SALAH satu fokus perbincangan panas terakhir terkait proses legislasi di parlemen RI adalah bagaimana agar pembuatan aturan berupa Rancangan Undang-undang (RUU) tidak kerap menimbulkan protes keras publik.
Protes muncul karena proses legislasi dianggap menyepelekan aspirasi dan partisipasi publik, naskah akademik yang lemah sampai pada waktu penyusunan dan proses pengesahan RUU menjadi Undang-undang (UU) yang dipandang terlalu terburu-buru.
Keriuhan baru ihwal penyusunan dan pengesahan RUU menjadi UU kembali hadir ketika RUU-KUHP disahkan oleh DPR RI pada Selasa (06/12/2022). RUU-KUHP menjadi kontroversi publik karena memiliki 14 pasal krusial yang hingga saat disahkan masih ramai dibahas.
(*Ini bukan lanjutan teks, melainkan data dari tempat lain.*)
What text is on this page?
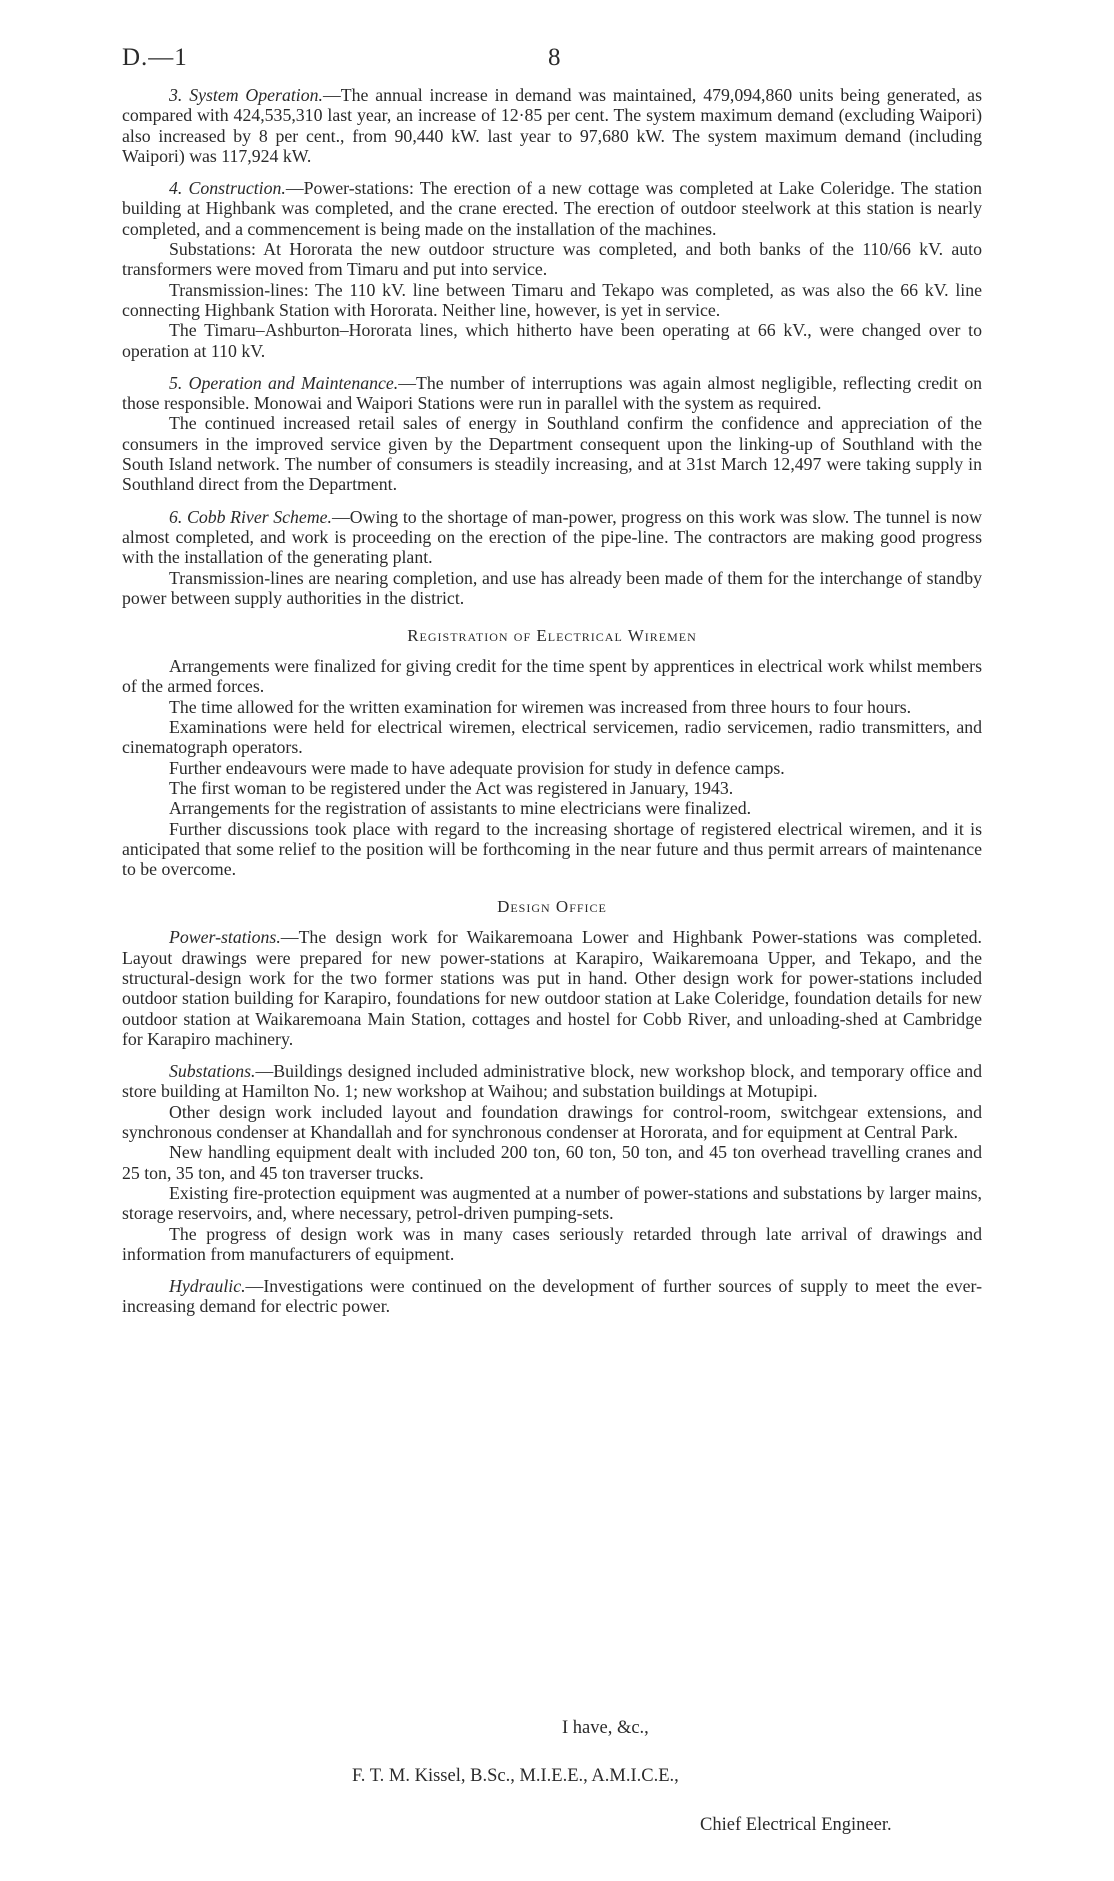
D.—1	8

3. System Operation.—The annual increase in demand was maintained, 479,094,860 units being generated, as compared with 424,535,310 last year, an increase of 12·85 per cent. The system maximum demand (excluding Waipori) also increased by 8 per cent., from 90,440 kW. last year to 97,680 kW. The system maximum demand (including Waipori) was 117,924 kW.

4. Construction.—Power-stations: The erection of a new cottage was completed at Lake Coleridge. The station building at Highbank was completed, and the crane erected. The erection of outdoor steelwork at this station is nearly completed, and a commencement is being made on the installation of the machines.

Substations: At Hororata the new outdoor structure was completed, and both banks of the 110/66 kV. auto transformers were moved from Timaru and put into service.

Transmission-lines: The 110 kV. line between Timaru and Tekapo was completed, as was also the 66 kV. line connecting Highbank Station with Hororata. Neither line, however, is yet in service.

The Timaru–Ashburton–Hororata lines, which hitherto have been operating at 66 kV., were changed over to operation at 110 kV.

5. Operation and Maintenance.—The number of interruptions was again almost negligible, reflecting credit on those responsible. Monowai and Waipori Stations were run in parallel with the system as required.

The continued increased retail sales of energy in Southland confirm the confidence and appreciation of the consumers in the improved service given by the Department consequent upon the linking-up of Southland with the South Island network. The number of consumers is steadily increasing, and at 31st March 12,497 were taking supply in Southland direct from the Department.

6. Cobb River Scheme.—Owing to the shortage of man-power, progress on this work was slow. The tunnel is now almost completed, and work is proceeding on the erection of the pipe-line. The contractors are making good progress with the installation of the generating plant.

Transmission-lines are nearing completion, and use has already been made of them for the interchange of standby power between supply authorities in the district.

Registration of Electrical Wiremen

Arrangements were finalized for giving credit for the time spent by apprentices in electrical work whilst members of the armed forces.

The time allowed for the written examination for wiremen was increased from three hours to four hours.

Examinations were held for electrical wiremen, electrical servicemen, radio servicemen, radio transmitters, and cinematograph operators.

Further endeavours were made to have adequate provision for study in defence camps.

The first woman to be registered under the Act was registered in January, 1943.

Arrangements for the registration of assistants to mine electricians were finalized.

Further discussions took place with regard to the increasing shortage of registered electrical wiremen, and it is anticipated that some relief to the position will be forthcoming in the near future and thus permit arrears of maintenance to be overcome.

Design Office

Power-stations.—The design work for Waikaremoana Lower and Highbank Power-stations was completed. Layout drawings were prepared for new power-stations at Karapiro, Waikaremoana Upper, and Tekapo, and the structural-design work for the two former stations was put in hand. Other design work for power-stations included outdoor station building for Karapiro, foundations for new outdoor station at Lake Coleridge, foundation details for new outdoor station at Waikaremoana Main Station, cottages and hostel for Cobb River, and unloading-shed at Cambridge for Karapiro machinery.

Substations.—Buildings designed included administrative block, new workshop block, and temporary office and store building at Hamilton No. 1; new workshop at Waihou; and substation buildings at Motupipi.

Other design work included layout and foundation drawings for control-room, switchgear extensions, and synchronous condenser at Khandallah and for synchronous condenser at Hororata, and for equipment at Central Park.

New handling equipment dealt with included 200 ton, 60 ton, 50 ton, and 45 ton overhead travelling cranes and 25 ton, 35 ton, and 45 ton traverser trucks.

Existing fire-protection equipment was augmented at a number of power-stations and substations by larger mains, storage reservoirs, and, where necessary, petrol-driven pumping-sets.

The progress of design work was in many cases seriously retarded through late arrival of drawings and information from manufacturers of equipment.

Hydraulic.—Investigations were continued on the development of further sources of supply to meet the ever-increasing demand for electric power.

I have, &c.,
F. T. M. Kissel, B.Sc., M.I.E.E., A.M.I.C.E.,
Chief Electrical Engineer.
Menteri Yasonna Laoly sempat mengatakan bagi yang masih penasaran dengan pengesahan RUU KUHP silakan menyampaikan keberatan melalui pintu MK. Tetapi Yasonna lupa, persoalannya bukan pada mekanisme gugatan via MK – yang terakhir telah 21 kali menolak gugatan publik tentang Presidential Treshold 20% – namun pengabaian kepada suara penolakan dan partisipasi masyarakat, seolah telah menjadi hal yang lumrah sejak pengesahan revisi Undang-undang KPK, UU Omnibus Law, dan UU Minerba beberapa waktu lalu.
Hal itu jika dibiarkan terus terjadi, akan menjadi preseden ke depan bahwa eksekutif dan legislatif dapat melenggang seenaknya dalam menyusun Undang-undang dan menganggap suara penolakan dan permintaan partisipasi masyarakat bagai angin lalu yang tidak perlu “direken”.
Sebagaimana diketahui pada akhir 2019 lalu, bersamaan dengan protes masyarakat dan mahasiswa terhadap Revisi UU KPK, suara penolakan terhadap RUU KUHP telah kencang pula diteriakkan. 14 Pasal krusial yang dipermasalah di antaranya adalah soal penyerangan harkat dan martabat presiden dan wapres pada pasal 218, yang dapat dikenai pidana penjara 3 tahun.
Penolakan beberapa pasal lain, kini disuarakan juga oleh LBH Jakarta dan pengacara kondang Hotman Paris yang meminta Presiden Jokowi untuk membatalkan RUKUHP baru.
Pengabaian terhadap pastisipasi publik dan suara penolakan masyarakat terhadap RUU Cipta Kerja/Omnibus Law (UU No 11/2020) juga terjadi ketika LKS Tripartit Nasional menyatakan tidak pernah diikutsertakan dalam proses perencanaan, penyusunan, dan pembahasan draft RUU Ciptaker hingga pada saat RUU tersebut disahkan menjadi Undang-undang.
Padahal, Lembaga Kerja Sama (LKS) Tripartit nasional dibentuk oleh Presiden dan bertanggungjawab terhadap Presiden. Namun, sejak awal hingga pengesahan UU Ciptaker LKS Tripartit Nasional tidak pernah dimintakan saran, pendapat ataupun usulan terkait RUU tersebut.
Para anggota LKS Tripartit Nasional tersebut juga mengaku tidak pernah menerima draft RUU Ciptaker dari pemerintah. Sesuatu yang amat mengherankan.
Pelibatan publik dan perhatian terhadap suara-suara menolak ataupun mendukung segala Rancangan Undang-undang seharusnya tidak menjadi persoalan besar manakala pihak legislatif atau eksekutif memahami benar bahwa rencana aturan hukum yang disahkan menjadi Undang-undang akan dirasakan sendiri oleh masyarakat.
Dampak langsung atau tidak langsung, masyarakatlah yang akan menerima sanksi jika melanggar Undang-undang.
Tidak hanya sanksi, risiko terkena dampak rusaknya lingkungan berupa banjir dan bencana alam lainnya juga akan langsung dirasakan masyarakat, jika aturan perundangan yang mengatur ekploitasi sumber daya alam dibuat terlalu menguntungkan perusahaan.
Lagipula, harus kembali disadari bahwa pelibatan masyarakat dalam setiap pembuatan produk Undang-undang didasarkan pada 3 Landasan yakni Landasan Filosofis, Landasan Yuridis, dan Landasan Sosiologis.